Generalmente la locuzione “fundraising” viene tradotta nella lingua italiana con l’espressione “raccolta fondi”. Tuttavia quest’ultima risulta molto riduttiva per esprimere un concetto che è più simile a uno “sviluppo di risorse”.
Si può definire il fundraising come un insieme di azioni per creare relazioni di scambio di valori (non unicamente economici) tra chi cerca risorse economiche, materiali e umane, in coerenza con il proprio scopo e coloro che sono potenzialmente disponibili a donarle.
Per un’organizzazione non profit è importante definire alcuni punti cardine: “Dove vogliamo andare? E dove stiamo andando?”.
Infatti, affinché un’organizzazione non-profit abbia successo e svolga nel modo più fruttuoso la propria campagna di fundraising, è fondamentale che le persone che operano al suo interno definiscano e condividano in pieno la sua vision e la sua mission, ma non solo.
Noi non ci rendiamo conto di quanto in realtà la comunicazione agisca a livello inconscio.
Il successo di una campagna di fundraising è strettamente connesso alla donor experience, infatti se noi pensiamo al donatore come ad un consumatore possiamo dire che il successo di una campagna si basa sulla capacità di costruire buone relazioni con i clienti. La gestione delle emozioni può svolgere un ruolo importante in questo processo. L’emotional fundraising è un tipo di raccolta fondi che si basa sulla costruire di modelli che permettono di utilizzare una sorta di “algoritmo emozionale”, un’intelligenza artificiale che ci aiuta a mappare la sfera emotiva che è la sorgente delle reazioni del target.
L’attenzione che un’organizzazione presta all’intelligenza emotiva al giorno d’oggi influisce notevolmente sulle strategie di marketing poiché i nostri comportamenti sono al 70-95% emozionali, non logici.
La tecnologia ci aiuta così a mappare la sfera emotiva del potenziale donatore per comprenderne i comportamenti, partendo dalle teorie di Kahneman e Thaler sull’economia comportamentale (o psico-economia).
Gianandrea Abbate, Ceo di Emotional Marketing e promotore in Italia dello sviluppo di una nuova metodologia di ricerca, la Psicolinguistica, che studia l’incremento dei ritorni comunicazionali e i meccanismi inconsci dell’efficacia, ci racconta dell’emotional marketing: l’algoritmo emotivo per il mapping della mente.

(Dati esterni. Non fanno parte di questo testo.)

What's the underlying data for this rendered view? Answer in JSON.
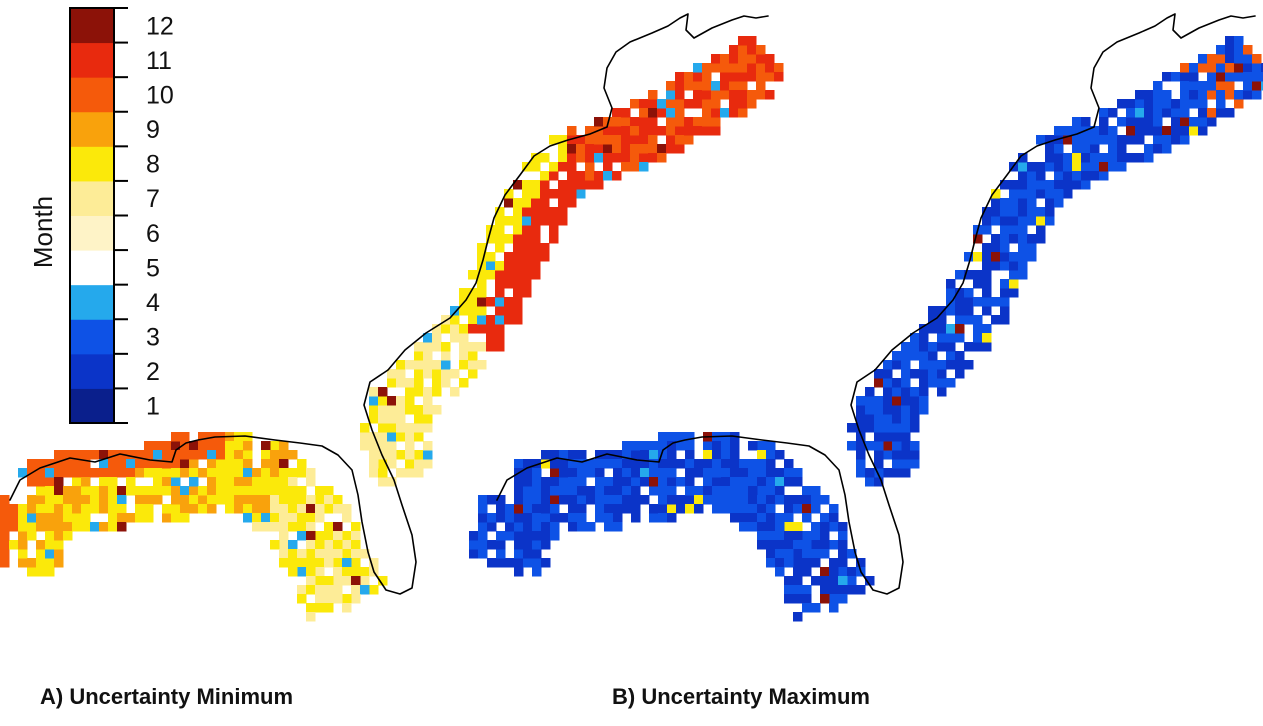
{
  "legend": {
    "title": "Month",
    "months": [
      {
        "label": "1",
        "color": "#0a1f8c"
      },
      {
        "label": "2",
        "color": "#0b34c8"
      },
      {
        "label": "3",
        "color": "#0e52e6"
      },
      {
        "label": "4",
        "color": "#25a9ec"
      },
      {
        "label": "5",
        "color": "#ffffff"
      },
      {
        "label": "6",
        "color": "#fef3c7"
      },
      {
        "label": "7",
        "color": "#fdec97"
      },
      {
        "label": "8",
        "color": "#fbe90a"
      },
      {
        "label": "9",
        "color": "#f9a20c"
      },
      {
        "label": "10",
        "color": "#f55a0b"
      },
      {
        "label": "11",
        "color": "#e82a0e"
      },
      {
        "label": "12",
        "color": "#8c1208"
      }
    ]
  },
  "panels": [
    {
      "id": "A",
      "caption": "A) Uncertainty Minimum",
      "dominant_months": [
        "8",
        "9",
        "10",
        "11"
      ]
    },
    {
      "id": "B",
      "caption": "B) Uncertainty Maximum",
      "dominant_months": [
        "2",
        "3"
      ]
    }
  ]
}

Le mappe mentali del consumatore diventano così funzionali per entrare in quei bio-meccanismi inconsci che ci fanno agire d’impulso. Attraverso queste mappe si può fare un’analisi emozionale per capire se quello che stiamo comunicando è efficace ed effettuare una targetizzazione emozionale del nostro potenziale donatore.
Al giorno d’oggi, non esiste più l’italiano medio, bensì ne esistono 8, i quali hanno determinati comportamenti collegati a categorie emotive.
È importante questo tipo di analisi in quanto i dati sociodemografici non sono sufficienti, alcune di queste categorie emotive non doneranno mai, quindi il rapporto tra sforzo/risultato è negativo.
L’algoritmo emozionale va a prendere le prime key words collegate statisticamente al nostro brand (o alla nostra organizzazione), individuando i kpi emotivi del target in modo tale da attivare una reazione emozionale.
In questo modo, il sistema individua il codice emotivo migliore in relazione al target da noi scelto, rendendo molto più semplice la possibilità di creare engagement da parte del brand/organizzazione.